Adjacent-category models estimate the odds of the outcome being at a given level against the odds of being at the next higher level.

If it helps, you can think of them as different types of contrasts that allow us to make various comparison across levels. We often use simple dummy coding in these tutorials, but if we have a specific hypothesis about how levels might differ, we could apply custom contrasts.

In this tutorial, we’re going to focus on the Cumulative Models because (a) they are the most commonly used and (b) their interpretation is the closest to what we’d expect from the previous models we’ve covered.² If you fancy a technical read, Bürkner and Vuorre (2019) explains the alternative models in more detail.

All in all, ordinal models are a bit of a doozy. Let’s jump straight into a scenario so we can introduce the necessary concepts with some practical context.

3.2 Scenario

This scenario is loosely based on research we carried out a couple if years ago (Sladekova, Poupa, and Field 2024). The data are simulated.

A team of meta-researchers wants know whether psychology researchers attend to the assumptions of the General Linear Model. They send out a survey asking researchers to complete a brief analysis exercise and upload their finished analytic scripts. The meta-researchers then go over the submitted surveys and code participants’ practice (assum_check) into the following categories

No assumption checks performed

Superficial or insufficient checks performed

Correct checks performed but no corrective follow-up action

Correct checks performed as well as a corrective follow-up action.

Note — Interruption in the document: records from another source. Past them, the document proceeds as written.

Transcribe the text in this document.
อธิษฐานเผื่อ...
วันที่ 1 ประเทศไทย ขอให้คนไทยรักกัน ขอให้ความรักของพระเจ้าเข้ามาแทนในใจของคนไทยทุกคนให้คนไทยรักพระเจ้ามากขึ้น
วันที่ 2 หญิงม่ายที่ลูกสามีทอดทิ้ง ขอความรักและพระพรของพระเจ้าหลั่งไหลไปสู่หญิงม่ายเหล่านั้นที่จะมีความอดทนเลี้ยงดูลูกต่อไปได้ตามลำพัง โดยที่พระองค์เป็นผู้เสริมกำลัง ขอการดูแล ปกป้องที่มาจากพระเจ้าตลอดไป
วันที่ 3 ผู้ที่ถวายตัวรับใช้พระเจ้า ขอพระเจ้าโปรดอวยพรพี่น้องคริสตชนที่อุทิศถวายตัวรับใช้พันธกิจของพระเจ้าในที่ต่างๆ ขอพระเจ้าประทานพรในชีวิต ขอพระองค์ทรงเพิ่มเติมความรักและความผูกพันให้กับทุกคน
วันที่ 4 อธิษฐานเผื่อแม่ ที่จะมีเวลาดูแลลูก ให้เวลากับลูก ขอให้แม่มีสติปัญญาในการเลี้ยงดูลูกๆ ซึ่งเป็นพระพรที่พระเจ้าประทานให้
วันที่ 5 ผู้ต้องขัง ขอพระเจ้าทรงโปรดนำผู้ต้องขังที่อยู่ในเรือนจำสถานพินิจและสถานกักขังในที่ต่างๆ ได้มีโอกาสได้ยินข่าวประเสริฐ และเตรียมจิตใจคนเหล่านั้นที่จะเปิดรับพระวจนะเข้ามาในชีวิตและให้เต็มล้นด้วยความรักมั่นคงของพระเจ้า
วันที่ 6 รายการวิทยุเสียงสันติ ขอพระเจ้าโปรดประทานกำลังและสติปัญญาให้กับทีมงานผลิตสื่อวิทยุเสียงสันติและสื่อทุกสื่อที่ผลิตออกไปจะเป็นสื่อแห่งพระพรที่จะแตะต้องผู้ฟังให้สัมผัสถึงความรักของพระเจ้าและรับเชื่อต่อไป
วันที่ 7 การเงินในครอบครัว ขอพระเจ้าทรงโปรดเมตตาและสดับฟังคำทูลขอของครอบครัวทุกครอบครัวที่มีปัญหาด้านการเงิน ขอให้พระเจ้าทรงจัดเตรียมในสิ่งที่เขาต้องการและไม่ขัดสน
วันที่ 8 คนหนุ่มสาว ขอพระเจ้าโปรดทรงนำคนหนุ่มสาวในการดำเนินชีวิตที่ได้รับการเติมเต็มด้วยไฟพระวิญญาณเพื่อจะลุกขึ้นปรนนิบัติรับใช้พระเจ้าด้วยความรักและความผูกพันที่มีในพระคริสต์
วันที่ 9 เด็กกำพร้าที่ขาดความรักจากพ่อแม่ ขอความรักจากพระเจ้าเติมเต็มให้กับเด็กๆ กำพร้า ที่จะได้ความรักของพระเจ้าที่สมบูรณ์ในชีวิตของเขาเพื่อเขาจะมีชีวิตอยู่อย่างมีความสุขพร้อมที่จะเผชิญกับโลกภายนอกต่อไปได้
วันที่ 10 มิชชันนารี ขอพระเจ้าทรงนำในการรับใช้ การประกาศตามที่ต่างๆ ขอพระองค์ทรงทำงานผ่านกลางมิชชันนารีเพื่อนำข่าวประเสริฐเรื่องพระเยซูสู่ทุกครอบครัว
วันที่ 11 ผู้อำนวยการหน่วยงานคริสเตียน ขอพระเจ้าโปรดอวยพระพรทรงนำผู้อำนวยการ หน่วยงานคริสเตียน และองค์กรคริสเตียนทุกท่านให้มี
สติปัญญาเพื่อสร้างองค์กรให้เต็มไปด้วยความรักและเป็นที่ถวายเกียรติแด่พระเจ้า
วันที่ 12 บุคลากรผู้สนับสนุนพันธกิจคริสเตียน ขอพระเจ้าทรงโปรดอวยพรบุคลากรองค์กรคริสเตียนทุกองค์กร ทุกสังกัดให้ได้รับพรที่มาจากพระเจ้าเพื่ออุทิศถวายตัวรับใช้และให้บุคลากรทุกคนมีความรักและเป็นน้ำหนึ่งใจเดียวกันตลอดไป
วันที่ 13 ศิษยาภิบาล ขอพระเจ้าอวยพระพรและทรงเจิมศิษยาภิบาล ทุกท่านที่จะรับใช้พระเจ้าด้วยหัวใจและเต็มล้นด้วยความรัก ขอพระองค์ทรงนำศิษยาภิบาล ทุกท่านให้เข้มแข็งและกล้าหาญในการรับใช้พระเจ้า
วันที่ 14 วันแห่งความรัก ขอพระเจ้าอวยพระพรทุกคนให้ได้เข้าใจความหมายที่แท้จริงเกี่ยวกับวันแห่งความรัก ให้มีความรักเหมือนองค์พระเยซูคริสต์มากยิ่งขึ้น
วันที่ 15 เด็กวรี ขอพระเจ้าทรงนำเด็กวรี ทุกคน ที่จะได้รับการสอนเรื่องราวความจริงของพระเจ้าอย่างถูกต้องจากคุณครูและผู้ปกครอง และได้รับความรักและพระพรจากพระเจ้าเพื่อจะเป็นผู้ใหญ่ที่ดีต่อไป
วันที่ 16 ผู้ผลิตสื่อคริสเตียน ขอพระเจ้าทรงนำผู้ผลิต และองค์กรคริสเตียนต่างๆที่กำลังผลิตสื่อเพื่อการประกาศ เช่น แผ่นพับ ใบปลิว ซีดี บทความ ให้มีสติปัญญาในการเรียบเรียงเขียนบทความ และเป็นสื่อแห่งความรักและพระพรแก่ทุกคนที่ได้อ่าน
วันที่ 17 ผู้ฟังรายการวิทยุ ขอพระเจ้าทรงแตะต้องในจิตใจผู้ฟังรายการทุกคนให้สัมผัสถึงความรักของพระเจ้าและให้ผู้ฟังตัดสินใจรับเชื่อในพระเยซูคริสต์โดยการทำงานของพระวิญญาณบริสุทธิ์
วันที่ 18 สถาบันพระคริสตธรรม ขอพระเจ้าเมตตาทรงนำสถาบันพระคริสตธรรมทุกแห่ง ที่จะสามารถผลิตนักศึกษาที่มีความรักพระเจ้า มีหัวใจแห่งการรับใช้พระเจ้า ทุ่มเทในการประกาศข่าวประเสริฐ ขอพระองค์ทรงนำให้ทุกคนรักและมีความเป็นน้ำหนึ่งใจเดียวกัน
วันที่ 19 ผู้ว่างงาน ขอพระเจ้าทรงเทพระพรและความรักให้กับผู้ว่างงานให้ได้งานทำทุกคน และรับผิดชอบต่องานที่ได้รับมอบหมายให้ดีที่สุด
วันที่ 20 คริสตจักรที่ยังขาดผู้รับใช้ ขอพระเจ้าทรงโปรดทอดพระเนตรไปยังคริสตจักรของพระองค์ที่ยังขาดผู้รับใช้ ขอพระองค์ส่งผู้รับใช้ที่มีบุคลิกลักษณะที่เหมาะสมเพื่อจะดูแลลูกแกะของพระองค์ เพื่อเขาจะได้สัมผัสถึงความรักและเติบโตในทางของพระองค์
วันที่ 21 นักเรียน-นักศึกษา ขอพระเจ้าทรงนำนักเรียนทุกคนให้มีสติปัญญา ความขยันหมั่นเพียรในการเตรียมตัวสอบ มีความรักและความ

As predictors, they record the researchers’ seniority (seniority) and whether or not they teach statistics and research methods as part of their job (teach), hypothesising the following:

H₁: Senior researchers will attend to the GLM assumptions to a greater extent compared to junior researchers.

H₂: Researchers who teach research methods and statistics will attend to GLM assumptions to a greater extent compared to those who do not teach.

3.3 Cumulative ordinal models

One of the core principles of ordinal models is the assumption that there is underlying latent continuous variable. Each of our levels will cover a certain range within this variable, and the levels are differentiated by thresholds.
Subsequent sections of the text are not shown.